Looking more like a hand puppet than a real bird, the common Emu inhabits northern, southeastern, and southwestern Australia (three different sub-species). They are stout-bodied and long-legged. Both sexes are brownish, with dark gray head and neck.
The soft-feathered flightless birds reach up to 2 metres (6.6 ft) in height. They have long thin necks and legs. Emus can travel great distances at a fast, economical trot and, if necessary, can sprint at 50 km/h (31 mph). Their long legs allow them to take strides of up to 275 centimetres (9.02 ft) They are opportunistically nomadic and may travel long distances to find food; they feed on a variety of plants, fruits and insects, but may also damage crops. Emus have been known to go for weeks without food. They also ingest stones, glass shards and bits of metal to grind food in the digestive system. They drink infrequently, but take in copious fluids when the opportunity arises. Emus will sit in water and are also able to swim. They are curious birds who are known to follow and watch other animals and humans. Emus do not sleep continuously at night but in several short stints sitting down.
Emus use their strongly clawed feet as a defense mechanism. Their legs are among the strongest of any animal, allowing them to rip metal wire fences. They are endowed with good eyesight and hearing, which allows them to detect predators in the vicinity. The plumage varies regionally, matching the surrounding environment and improving its camouflage. The feather structure prevents heat from flowing into the skin, permitting Emus to be active during the midday heat. Males and females are hard to distinguish visually, but can be differentiated by the types of loud sounds they emit by manipulating an inflatable neck sac. The peculiar structure of the trachea of the emu enables the loud booming note of the bird during the breeding season.

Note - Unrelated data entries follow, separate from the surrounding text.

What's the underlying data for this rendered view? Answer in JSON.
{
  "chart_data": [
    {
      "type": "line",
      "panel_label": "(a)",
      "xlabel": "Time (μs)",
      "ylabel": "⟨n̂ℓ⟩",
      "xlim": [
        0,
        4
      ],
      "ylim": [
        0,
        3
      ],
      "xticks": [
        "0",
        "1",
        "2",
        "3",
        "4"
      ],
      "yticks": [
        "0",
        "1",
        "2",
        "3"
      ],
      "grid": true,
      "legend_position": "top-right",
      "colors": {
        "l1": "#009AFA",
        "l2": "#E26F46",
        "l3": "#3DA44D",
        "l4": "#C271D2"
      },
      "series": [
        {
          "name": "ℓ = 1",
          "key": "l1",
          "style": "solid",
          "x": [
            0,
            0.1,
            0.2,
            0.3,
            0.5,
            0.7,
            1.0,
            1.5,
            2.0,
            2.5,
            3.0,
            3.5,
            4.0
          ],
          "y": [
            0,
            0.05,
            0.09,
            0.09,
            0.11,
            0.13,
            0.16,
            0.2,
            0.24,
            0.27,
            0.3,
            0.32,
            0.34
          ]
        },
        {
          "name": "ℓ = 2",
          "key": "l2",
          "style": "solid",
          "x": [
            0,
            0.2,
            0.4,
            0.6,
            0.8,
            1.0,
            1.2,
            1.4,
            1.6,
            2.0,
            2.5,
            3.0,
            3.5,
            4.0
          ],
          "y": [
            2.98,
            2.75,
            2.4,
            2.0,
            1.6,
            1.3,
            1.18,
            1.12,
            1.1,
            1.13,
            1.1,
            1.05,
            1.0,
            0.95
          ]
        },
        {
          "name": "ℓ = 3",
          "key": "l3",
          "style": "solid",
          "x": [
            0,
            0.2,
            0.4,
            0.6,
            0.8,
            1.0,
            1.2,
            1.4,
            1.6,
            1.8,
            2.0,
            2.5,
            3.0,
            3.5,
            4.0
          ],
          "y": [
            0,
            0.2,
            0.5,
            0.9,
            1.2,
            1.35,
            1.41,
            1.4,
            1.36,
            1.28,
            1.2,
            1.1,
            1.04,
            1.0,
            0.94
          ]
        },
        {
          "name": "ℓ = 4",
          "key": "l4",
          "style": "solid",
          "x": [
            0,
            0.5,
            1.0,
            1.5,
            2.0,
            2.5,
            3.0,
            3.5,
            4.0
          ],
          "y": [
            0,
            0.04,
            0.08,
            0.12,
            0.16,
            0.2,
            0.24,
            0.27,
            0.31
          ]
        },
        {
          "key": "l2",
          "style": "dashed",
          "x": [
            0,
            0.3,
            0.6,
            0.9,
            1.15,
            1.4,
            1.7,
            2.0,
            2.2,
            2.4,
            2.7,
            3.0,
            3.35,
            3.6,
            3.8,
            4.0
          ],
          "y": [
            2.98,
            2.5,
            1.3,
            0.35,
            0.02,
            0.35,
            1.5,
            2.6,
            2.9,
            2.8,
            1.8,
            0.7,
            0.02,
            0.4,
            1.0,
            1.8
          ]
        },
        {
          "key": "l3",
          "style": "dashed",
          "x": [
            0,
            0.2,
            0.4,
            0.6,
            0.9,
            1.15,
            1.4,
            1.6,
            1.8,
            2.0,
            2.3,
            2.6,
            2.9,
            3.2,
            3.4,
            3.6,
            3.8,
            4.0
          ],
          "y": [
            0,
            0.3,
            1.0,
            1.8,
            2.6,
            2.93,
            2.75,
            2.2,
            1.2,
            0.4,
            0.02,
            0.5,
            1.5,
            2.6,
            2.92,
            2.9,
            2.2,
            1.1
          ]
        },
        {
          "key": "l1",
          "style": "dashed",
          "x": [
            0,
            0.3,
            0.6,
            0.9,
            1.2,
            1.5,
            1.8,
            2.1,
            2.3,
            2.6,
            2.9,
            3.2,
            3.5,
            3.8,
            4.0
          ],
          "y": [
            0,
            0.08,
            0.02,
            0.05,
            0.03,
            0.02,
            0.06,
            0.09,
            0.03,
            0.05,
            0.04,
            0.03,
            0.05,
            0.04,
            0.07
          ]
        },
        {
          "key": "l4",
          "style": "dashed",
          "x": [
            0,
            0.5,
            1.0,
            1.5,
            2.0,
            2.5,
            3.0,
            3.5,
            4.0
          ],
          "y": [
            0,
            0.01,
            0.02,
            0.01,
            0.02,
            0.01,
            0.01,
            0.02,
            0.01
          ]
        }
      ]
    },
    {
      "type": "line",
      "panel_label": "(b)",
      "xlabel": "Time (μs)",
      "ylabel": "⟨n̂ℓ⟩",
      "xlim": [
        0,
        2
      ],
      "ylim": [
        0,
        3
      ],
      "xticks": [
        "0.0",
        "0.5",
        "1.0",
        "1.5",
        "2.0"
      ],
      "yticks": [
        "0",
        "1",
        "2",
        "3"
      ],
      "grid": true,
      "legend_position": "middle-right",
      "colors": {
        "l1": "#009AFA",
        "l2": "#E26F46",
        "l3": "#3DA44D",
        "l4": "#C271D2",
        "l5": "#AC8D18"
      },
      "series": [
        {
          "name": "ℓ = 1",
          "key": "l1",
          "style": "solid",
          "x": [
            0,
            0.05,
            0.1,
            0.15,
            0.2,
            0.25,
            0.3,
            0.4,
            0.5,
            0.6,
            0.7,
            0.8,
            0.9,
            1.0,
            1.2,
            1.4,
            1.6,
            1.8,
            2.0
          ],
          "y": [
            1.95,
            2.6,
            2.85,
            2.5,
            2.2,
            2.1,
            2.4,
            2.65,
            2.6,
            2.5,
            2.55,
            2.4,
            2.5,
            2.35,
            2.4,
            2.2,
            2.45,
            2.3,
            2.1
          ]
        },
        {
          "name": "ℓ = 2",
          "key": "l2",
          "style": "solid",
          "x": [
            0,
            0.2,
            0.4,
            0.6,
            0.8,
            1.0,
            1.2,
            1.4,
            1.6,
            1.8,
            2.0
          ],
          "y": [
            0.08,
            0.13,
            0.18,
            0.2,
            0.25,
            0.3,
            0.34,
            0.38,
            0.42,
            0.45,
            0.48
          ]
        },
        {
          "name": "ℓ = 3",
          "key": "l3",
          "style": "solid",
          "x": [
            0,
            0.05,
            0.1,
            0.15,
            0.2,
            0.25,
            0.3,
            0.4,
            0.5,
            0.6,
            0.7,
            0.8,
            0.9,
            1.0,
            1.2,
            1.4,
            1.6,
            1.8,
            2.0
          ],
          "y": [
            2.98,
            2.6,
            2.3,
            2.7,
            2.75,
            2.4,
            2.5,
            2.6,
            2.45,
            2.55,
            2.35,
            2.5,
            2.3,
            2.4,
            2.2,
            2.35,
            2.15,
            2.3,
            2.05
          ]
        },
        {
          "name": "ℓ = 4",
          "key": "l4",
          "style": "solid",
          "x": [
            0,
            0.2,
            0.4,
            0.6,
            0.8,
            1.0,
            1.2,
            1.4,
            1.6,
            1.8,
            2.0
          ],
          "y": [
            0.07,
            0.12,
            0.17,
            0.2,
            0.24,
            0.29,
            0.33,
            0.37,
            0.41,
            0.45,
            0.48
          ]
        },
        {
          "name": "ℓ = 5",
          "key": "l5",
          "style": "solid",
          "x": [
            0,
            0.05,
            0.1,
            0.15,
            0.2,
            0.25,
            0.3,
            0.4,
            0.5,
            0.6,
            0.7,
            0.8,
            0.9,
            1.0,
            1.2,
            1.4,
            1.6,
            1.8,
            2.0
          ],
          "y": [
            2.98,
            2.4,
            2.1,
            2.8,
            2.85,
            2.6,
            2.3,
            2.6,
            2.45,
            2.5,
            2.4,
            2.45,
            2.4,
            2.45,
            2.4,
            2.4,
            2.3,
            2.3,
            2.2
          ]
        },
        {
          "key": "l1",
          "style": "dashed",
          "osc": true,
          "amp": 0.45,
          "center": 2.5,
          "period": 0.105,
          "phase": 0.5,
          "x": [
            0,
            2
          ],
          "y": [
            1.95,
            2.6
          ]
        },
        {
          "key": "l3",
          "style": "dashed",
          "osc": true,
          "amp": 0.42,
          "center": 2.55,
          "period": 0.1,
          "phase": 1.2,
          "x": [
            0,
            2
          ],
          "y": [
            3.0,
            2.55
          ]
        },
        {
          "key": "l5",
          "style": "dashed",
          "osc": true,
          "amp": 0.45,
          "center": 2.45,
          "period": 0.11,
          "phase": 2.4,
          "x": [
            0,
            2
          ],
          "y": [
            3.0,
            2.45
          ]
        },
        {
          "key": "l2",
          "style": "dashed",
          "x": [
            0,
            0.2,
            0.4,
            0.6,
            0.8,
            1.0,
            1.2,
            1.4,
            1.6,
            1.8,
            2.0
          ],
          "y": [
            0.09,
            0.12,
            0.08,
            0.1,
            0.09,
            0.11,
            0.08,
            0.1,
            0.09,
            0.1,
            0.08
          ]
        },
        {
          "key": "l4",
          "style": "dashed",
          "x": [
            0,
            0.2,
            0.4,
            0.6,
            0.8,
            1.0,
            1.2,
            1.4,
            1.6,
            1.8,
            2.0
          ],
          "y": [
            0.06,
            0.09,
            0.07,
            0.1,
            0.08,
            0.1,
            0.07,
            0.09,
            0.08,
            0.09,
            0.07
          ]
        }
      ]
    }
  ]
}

Emus breed in May and June and are not monogamous; fighting among females for a mate is common. Females can mate several times and lay several batches of eggs in one season. The animals put on weight before the breeding season. The male incubates from 7 to 10 dark green eggs, 13 cm (5 inches) long, in a ground nest for about 60 days, losing significant weight during this time as he does not eat.
The striped young are nurtured by their fathers, and soon run with the adults. They reach full size after around six months, but can remain with their family until the next breeding season half a year later. Emus can live between 10 and 20 years in the wild and are predated by dingos, eagles and hawks. They can jump and kick to avoid dingos, but against eagles and hawks, they can only run and swerve.